Overcoming obstacles

Back in the game: Texas DO helps create custom-fit prostheses for young patient

Todd Dombroski, DO, partners with prosthetist to provide customized attachments for wielding a hockey stick, throwing a ball or riding a bike.

This article was originally published by the University of North Texas Health Science Center.

Isiah Lanphear’s wish list is pretty simple.

The 7-year-old Wisconsin boy says he wants to play baseball, ride his bike and play hockey. But such activities aren’t so easy when you’re missing your right hand.

That’s where Todd Dombroski, DO, stepped in. An associate professor of family medicine at the University of North Texas Health Science Center’s Texas College of Osteopathic Medicine, Dr. Dombroski is collaborating with a Fort Worth-area prosthetist to provide Isiah with custom-made attachments that allow him to wield a hockey stick, throw a baseball and safely grip handlebars.

“I made a promise to Isiah that I would figure out a way for him to play hockey, ride his bicycle and hit a baseball,” Dr. Dombroski said. “I was able to establish the network, machines and personnel to undertake the first phase, hockey, which takes minimal wrist movement.”

A retired colonel who came to UNTHSC in 2014 after more than two decades in the U.S. Army, Dr. Dombroski already has established a Department of Defense-funded apprenticeship program that trains veterans to make prosthetics. With assistance from the Massachusetts engineering firm Mentis Sciences, he also has secured a computerized alignment machine used for making lower limb prosthetics.

Isiah Lanphear with Dr. Dombroski.

His relationship with Isiah dates to 2014, when the two met while Dr. Dombroski was working as a medical 3D printing consultant at Oak Ridge National Laboratory in Tennessee. A year earlier, Isiah had lost his hand in a riding lawnmower accident on his family’s 22-acre property near Green Bay, Wis.

The accident was devastating to Isiah and his mother, Lisa Lanphear, but, ultimately, the boy proved resilient. He immediately wanted to resume riding his bicycle.

“Amputation does not define him,” Lanphear said. “He already was riding a bike when he first lost his hand. Afterward, we attached a cup on the handlebar that he stuck his nub into, but it wasn’t satisfactory.

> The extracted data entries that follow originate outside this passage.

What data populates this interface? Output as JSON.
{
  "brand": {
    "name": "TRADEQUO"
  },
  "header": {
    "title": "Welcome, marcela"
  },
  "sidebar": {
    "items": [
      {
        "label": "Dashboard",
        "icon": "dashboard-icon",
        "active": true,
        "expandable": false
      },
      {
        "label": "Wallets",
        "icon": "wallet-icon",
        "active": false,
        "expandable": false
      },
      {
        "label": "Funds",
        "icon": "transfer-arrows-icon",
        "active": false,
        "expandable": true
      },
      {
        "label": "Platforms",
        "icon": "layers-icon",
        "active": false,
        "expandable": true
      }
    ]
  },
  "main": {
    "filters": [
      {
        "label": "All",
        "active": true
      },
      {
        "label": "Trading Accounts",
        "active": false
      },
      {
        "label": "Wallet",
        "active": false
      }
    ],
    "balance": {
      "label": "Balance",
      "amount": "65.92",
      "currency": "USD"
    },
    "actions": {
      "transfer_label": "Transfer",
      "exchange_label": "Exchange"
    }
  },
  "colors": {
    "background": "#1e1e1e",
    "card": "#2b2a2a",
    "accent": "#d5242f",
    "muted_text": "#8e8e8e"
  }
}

“He just wants to do what all boys want to do.”

Creating comfortable, custom-fit prostheses for amputees is never simple – and for children it’s more complicated. They quickly can outgrow them. If the material is too heavy or cumbersome, the prosthesis is uncomfortable and the child may refuse to use it.

It’s a difficult challenge, but UNTHSC was up to the task. Isiah recently was fitted for a custom hockey attachment – painted black with orange flames. His mom says the hand attachment even helps him move faster on the ice.

Phase two will be a new 3D-printed wrist so he can use a baseball bat and ride his bicycle on the rough trails near his home.

“I don’t know whether Isiah’s more excited, or his hockey coach,” Lanphear said. “It’s a great improvement, and Dr. Dombroski was instrumental.”